Academic Editor: Joseph Fomusi Ndisang

Copyright © 2015 R. Burrows et al. This is an open access article distributed under the Creative Commons Attribution License, which permits unrestricted use, distribution, and reproduction in any medium, provided the original work is properly cited.

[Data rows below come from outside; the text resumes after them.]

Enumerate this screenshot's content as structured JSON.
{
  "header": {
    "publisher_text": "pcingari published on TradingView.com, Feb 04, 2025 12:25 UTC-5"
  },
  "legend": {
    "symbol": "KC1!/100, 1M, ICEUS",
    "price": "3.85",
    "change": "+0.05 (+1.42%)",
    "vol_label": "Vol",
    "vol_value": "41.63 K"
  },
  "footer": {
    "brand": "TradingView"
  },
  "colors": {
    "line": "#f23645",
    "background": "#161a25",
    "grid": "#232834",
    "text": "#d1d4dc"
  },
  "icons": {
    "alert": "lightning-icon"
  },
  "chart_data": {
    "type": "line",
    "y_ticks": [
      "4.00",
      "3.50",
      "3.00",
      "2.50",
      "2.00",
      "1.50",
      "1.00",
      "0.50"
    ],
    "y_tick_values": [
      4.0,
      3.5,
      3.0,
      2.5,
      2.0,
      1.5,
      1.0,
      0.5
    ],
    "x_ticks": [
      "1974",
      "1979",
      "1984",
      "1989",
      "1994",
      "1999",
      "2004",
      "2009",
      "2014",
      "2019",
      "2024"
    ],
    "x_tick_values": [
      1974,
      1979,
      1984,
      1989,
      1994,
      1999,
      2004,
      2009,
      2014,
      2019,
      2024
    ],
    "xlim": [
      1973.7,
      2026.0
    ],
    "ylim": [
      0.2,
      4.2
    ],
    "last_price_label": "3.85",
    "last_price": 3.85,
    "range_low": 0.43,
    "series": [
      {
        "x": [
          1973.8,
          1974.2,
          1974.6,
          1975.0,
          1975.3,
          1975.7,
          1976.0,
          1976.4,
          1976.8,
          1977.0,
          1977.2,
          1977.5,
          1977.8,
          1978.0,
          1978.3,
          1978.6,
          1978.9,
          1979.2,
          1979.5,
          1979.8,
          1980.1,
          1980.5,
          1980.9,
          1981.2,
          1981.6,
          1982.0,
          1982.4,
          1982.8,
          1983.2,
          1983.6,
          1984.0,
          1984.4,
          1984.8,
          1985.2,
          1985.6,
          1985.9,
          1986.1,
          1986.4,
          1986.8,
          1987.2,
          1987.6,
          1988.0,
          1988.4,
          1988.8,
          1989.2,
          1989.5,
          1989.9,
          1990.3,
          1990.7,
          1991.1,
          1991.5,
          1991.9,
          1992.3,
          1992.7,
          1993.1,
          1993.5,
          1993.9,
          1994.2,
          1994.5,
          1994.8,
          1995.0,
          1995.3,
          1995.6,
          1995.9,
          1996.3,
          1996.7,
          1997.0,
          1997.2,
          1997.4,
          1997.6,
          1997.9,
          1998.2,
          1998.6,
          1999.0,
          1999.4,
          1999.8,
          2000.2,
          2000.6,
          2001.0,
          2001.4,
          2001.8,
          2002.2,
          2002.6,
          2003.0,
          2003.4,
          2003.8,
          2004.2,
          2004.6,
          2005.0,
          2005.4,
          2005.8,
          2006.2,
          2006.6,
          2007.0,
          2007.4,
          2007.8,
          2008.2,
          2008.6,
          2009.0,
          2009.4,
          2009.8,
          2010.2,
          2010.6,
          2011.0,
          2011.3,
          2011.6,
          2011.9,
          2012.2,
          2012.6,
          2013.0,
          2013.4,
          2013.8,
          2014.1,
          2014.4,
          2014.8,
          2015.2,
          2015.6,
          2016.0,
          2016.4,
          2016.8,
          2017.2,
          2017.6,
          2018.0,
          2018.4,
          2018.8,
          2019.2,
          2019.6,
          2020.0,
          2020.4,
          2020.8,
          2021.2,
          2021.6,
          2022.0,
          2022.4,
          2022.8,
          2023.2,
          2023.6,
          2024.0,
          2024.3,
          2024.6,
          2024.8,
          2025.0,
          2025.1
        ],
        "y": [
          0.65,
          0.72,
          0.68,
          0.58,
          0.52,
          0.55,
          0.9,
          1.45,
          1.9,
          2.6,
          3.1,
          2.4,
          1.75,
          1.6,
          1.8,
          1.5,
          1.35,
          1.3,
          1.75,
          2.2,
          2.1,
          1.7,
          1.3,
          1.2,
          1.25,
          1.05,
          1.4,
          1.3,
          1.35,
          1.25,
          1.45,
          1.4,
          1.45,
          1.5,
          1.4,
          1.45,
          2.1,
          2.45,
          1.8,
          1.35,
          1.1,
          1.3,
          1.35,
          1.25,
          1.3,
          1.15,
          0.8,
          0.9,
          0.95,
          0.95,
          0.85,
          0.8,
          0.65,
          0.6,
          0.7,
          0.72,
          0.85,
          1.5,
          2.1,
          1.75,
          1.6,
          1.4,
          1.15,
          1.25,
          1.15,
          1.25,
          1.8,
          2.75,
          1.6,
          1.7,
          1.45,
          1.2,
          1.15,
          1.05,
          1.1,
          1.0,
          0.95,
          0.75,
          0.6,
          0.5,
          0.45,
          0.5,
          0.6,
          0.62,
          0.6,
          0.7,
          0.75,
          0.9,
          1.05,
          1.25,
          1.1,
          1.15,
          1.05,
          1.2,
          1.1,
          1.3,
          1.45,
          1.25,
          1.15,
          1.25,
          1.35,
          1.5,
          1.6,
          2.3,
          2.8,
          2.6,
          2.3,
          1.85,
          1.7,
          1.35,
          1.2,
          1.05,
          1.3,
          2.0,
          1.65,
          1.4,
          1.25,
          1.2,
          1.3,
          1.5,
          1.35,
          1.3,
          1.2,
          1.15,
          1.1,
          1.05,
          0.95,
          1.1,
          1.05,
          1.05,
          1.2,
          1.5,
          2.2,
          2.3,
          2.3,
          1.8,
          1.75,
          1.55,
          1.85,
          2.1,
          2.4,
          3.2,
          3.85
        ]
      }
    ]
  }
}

Objective. To determine the optimal cutoff of the homeostasis model assessment-insulin resistance (HOMA-IR) for diagnosis of the metabolic syndrome (MetS) in adolescents and examine whether insulin resistance (IR), determined by this method, was related to genetic, biological, and environmental factors. Methods. In 667 adolescents (16.8 ± 0.3 y), BMI, waist circumference, glucose, insulin, adiponectin, diet, and physical activity were measured. Fat and fat-free mass were assessed by dual-energy X-ray absorptiometry. Family history of type 2 diabetes (FHDM) was reported. We determined the optimal cutoff of HOMA-IR to diagnose MetS (IDF criteria) using ROC analysis. IR was defined as HOMA-IR values above the cutoff. We tested the influence of genetic, biological, and environmental factors on IR using logistic regression analyses. Results. Of the participants, 16% were obese and 9.4 % met criteria for MetS. The optimal cutoff for MetS diagnosis was a HOMA-IR value of 2.6. Based on this value, 16.3% of participants had IR. Adolescents with IR had a significantly higher prevalence of obesity, abdominal obesity, fasting hyperglycemia, and MetS compared to those who were not IR. FHDM, sarcopenia, obesity, and low adiponectin significantly increased the risk of IR. Conclusions. In adolescents, HOMA-IR ≥ 2.6 was associated with greater cardiometabolic risk.